Predictive Modeling: Using logistic regression to identify students who need help early on

Logistic regression method has been commonly used to predict the class of observations, which have only two possible outcome values: 0 or 1, yes or no, based on predictor variables.

The example in this blog is intended to demonstrate how we can employ the method to identify potential indicators and model a binary outcome, which predicts fail or pass for any graded assignments at a given time.
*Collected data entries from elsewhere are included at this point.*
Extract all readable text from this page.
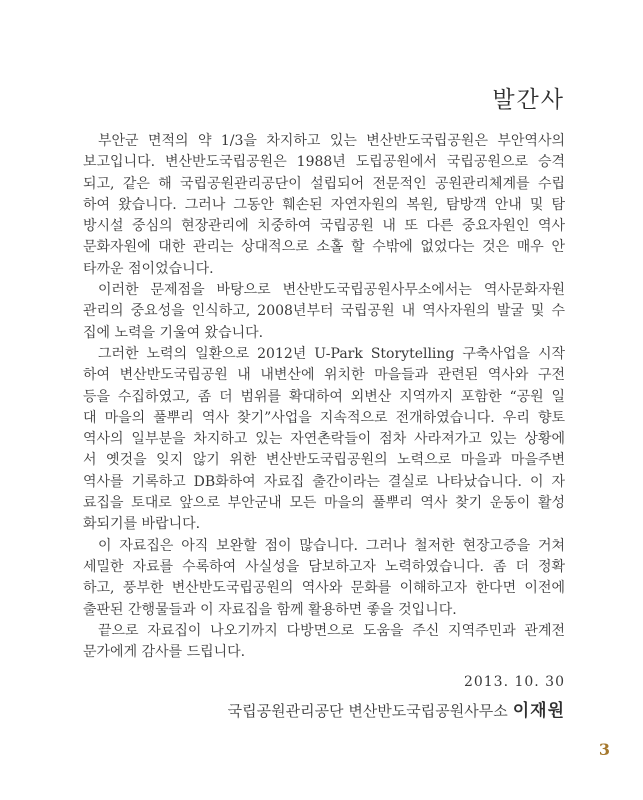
발간사
부안군 면적의 약 1/3을 차지하고 있는 변산반도국립공원은 부안역사의
보고입니다. 변산반도국립공원은 1988년 도립공원에서 국립공원으로 승격
되고, 같은 해 국립공원관리공단이 설립되어 전문적인 공원관리체계를 수립
하여 왔습니다. 그러나 그동안 훼손된 자연자원의 복원, 탐방객 안내 및 탐
방시설 중심의 현장관리에 치중하여 국립공원 내 또 다른 중요자원인 역사
문화자원에 대한 관리는 상대적으로 소홀 할 수밖에 없었다는 것은 매우 안
타까운 점이었습니다.
이러한 문제점을 바탕으로 변산반도국립공원사무소에서는 역사문화자원
관리의 중요성을 인식하고, 2008년부터 국립공원 내 역사자원의 발굴 및 수
집에 노력을 기울여 왔습니다.
그러한 노력의 일환으로 2012년 U-Park Storytelling 구축사업을 시작
하여 변산반도국립공원 내 내변산에 위치한 마을들과 관련된 역사와 구전
등을 수집하였고, 좀 더 범위를 확대하여 외변산 지역까지 포함한 “공원 일
대 마을의 풀뿌리 역사 찾기”사업을 지속적으로 전개하였습니다. 우리 향토
역사의 일부분을 차지하고 있는 자연촌락들이 점차 사라져가고 있는 상황에
서 옛것을 잊지 않기 위한 변산반도국립공원의 노력으로 마을과 마을주변
역사를 기록하고 DB화하여 자료집 출간이라는 결실로 나타났습니다. 이 자
료집을 토대로 앞으로 부안군내 모든 마을의 풀뿌리 역사 찾기 운동이 활성
화되기를 바랍니다.
이 자료집은 아직 보완할 점이 많습니다. 그러나 철저한 현장고증을 거쳐
세밀한 자료를 수록하여 사실성을 담보하고자 노력하였습니다. 좀 더 정확
하고, 풍부한 변산반도국립공원의 역사와 문화를 이해하고자 한다면 이전에
출판된 간행물들과 이 자료집을 함께 활용하면 좋을 것입니다.
끝으로 자료집이 나오기까지 다방면으로 도움을 주신 지역주민과 관계전
문가에게 감사를 드립니다.
2013. 10. 30
국립공원관리공단 변산반도국립공원사무소 이재원
3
For the sake of simplicity, in this blog, we started with the most common data points that can be harnessed from an LMS:
•Submission time – how early or late an assignment was submitted by a given student in relation to the due time of the assignment,
•total activity time – accumulative time spent in a course at a given time,
•total number of page views – accumulative number of clicks on course content, and
•the number of late submissions.

In this demo, student’s current score was converted to a binary value, pass or fail, as the response variable.

Using the logit model

The code below estimates a logistic regression model using the glm (generalized linear model) function in R. Based upon the initial explorations of the sample data, we decided to convert number of late submissions to a factor to indicate that it should be treated as a categorical variable. It should also work if you treat it as a continuous variable.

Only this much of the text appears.